25mar99: Ben Daglish: Golden rule for IT managers: "Never hire the graduate."

I'm lucky enough to be part of the 'lost boys' - the children who got the first generation microcomputers in their Christmas stockings. Once Uncle Clive had shown us the way with the ZX80, and before the market polarised into Playstations for the kids and PC's for the moms and dads, we were the proud owners of these marvellous machines - VIC 20s, Spectrums, Dragons, MSX's, et al. - that were just designed to be big programmable calculators that plugged into the television. You could play games, run spreadsheets, the whole caboodle - but the point was that you HAD to know exactly what the machine was doing in order to operate the damm thing at all. And if you wanted it to do anything other than run the five examples that came with the box, you had to program it yourself.

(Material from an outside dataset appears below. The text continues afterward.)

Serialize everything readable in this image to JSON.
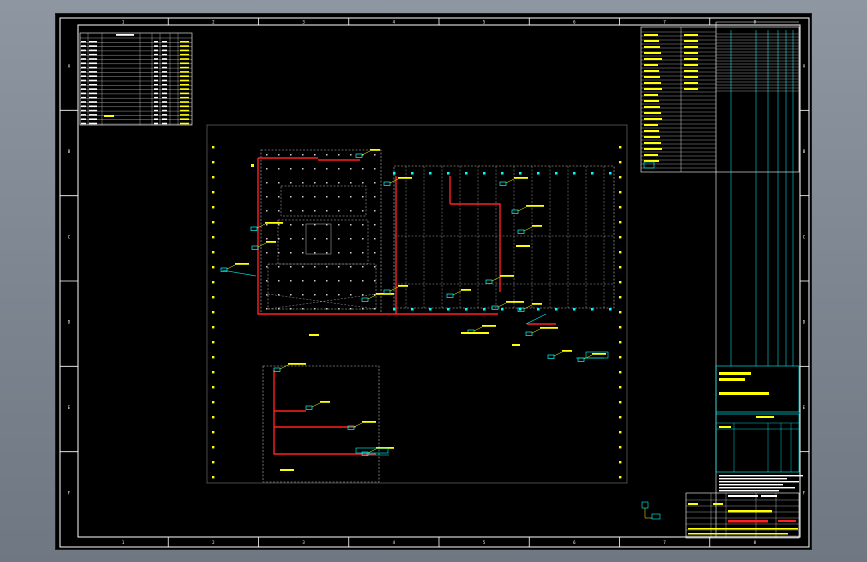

Suddenly magazines full of BASIC listings came flooding onto the market, and a new breed of programmer was born - the hacker. The country was full of 12 year olds in their bedrooms writing assembly code, dissasembling ROMs and doing things with the machine that the manufacturers thought were impossible. Up until this point (approx 1980), computer programmers were maths graduates who got to actually touch a terminal only after ten years of training. Computers were million-dollar boxes that were to be treated with respect.

While in the fourth year, I formed a company with a few friends and a teacher, and we started writing educational software. Afer sixth form, I went off to University to study computing. I lasted a year. Not only was the standard of programming primitive compared to the standard of the software we had been writing, but I realised that I had probably written more programs in 4 years at school than any of the lecturers had in their lives - and I owned my own computer, rather than a timeshare teminal.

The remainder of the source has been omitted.